Immediately north of Speicherstadt and fronting, now, a busy road as well as the water is Kajen, 2-10, one of a group of new Kontorhäuser built between 1953 and 1955 by architect Otto Paradowski. Though sizeable, it is set back from the road and its gently convex façade, pale sandstone cladding and riven slate spandrel panels reduce the apparent scale further. One entrance, neatly cut into the end of the block, is announced by an abstract tiled mural covering the entire exterior wall, the colours of which match those used in the elevational treatment. It is punctured by two large eye-like porthole windows. At the opposite end of the building another entrance leads to a small public lobby whose original décor has been preserved in its entirety. A compass star of coloured marble is set into the floor, watched over by a traditional ship’s figurehead on a minimalist plinth. The lift portals of polished black veined marble are complemented by a cantilevered elliptical staircase which elegantly rises the full height of the building, with a complementary flight curving down into the basement. Even the gold foil lettering on the timber-and-glass door to the concierge’s kiosk is intact.
Closer still to the city centre stands the former premises of H.O. Persiehl, an office supplies firm that began in Hamburg and which was noted for the progressive employment policies of its eponymous founder.
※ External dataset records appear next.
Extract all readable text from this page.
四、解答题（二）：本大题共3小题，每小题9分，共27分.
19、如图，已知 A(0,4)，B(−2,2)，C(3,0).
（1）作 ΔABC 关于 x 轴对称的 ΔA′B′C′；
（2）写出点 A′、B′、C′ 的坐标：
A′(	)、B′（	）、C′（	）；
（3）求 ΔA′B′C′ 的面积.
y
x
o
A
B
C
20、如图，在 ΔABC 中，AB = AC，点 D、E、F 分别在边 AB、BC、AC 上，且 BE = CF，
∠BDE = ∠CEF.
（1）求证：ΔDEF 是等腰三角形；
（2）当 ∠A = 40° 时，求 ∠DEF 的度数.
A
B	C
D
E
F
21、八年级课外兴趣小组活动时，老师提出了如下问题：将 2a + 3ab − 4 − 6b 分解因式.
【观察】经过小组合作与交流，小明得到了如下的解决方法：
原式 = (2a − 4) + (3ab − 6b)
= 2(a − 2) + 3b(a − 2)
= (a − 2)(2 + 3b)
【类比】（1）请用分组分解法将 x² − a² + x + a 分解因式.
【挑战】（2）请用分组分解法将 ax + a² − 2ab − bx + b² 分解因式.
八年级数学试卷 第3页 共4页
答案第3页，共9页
Designed by Alfred Bliemeister between 1957 and 1958, the building is entirely of glazed brick (where the visible face has been coated and fired to a sheen or even gloss finish) in two colours – ivory for the façades and deep vertical ribs, red for the spandrel panels. The modest rake of the end wall mirrors that of the pier below. A recessed top floor with railed terrace emphasises the depth of the cantilevered roof, which is pierced with circular light openings – horizontal portholes, as it were – whose German name Himmelklos translates as ‘sky loos’. Recent conversion to a Scientology church has been sympathetic; a clock face replaces the Persiehl logo in its projecting circular frame and the freestanding letters on the ground floor canopy replicate the position and style of those that once spelled out the company’s name.
This is one of many connections between present and past in Hamburg, connections that often share the constituents of water, fire and air. Nowhere in the city are these more intimately linked than in its modern commercial port, one of Europe’s largest. This is home to the usual container terminals, cruise liner berths and shipyards, including that of Blohm & Voss, which remains a major marine builder and repairer to this day and still occupies its 1911 main building, brick-built and with embryonic stepped gables. Next door is Airbus’s national headquarters and highly automated fuselage assembly line, the jet-powered airliners that emerge from it a clear inheritance of the inter-war inventiveness of Blohm & Voss and which are now test-flown and delivered from the same private airport that the shipbuilder once used. A recent runway extension is built on the rubble of the Fink II U-boat pens, erected during the war and explosively demolished by the British in subsequent years; remaining sections of wall can still be clearly seen from any passenger flight arriving in Hamburg. It seems a fitting aggregation for this elemental city.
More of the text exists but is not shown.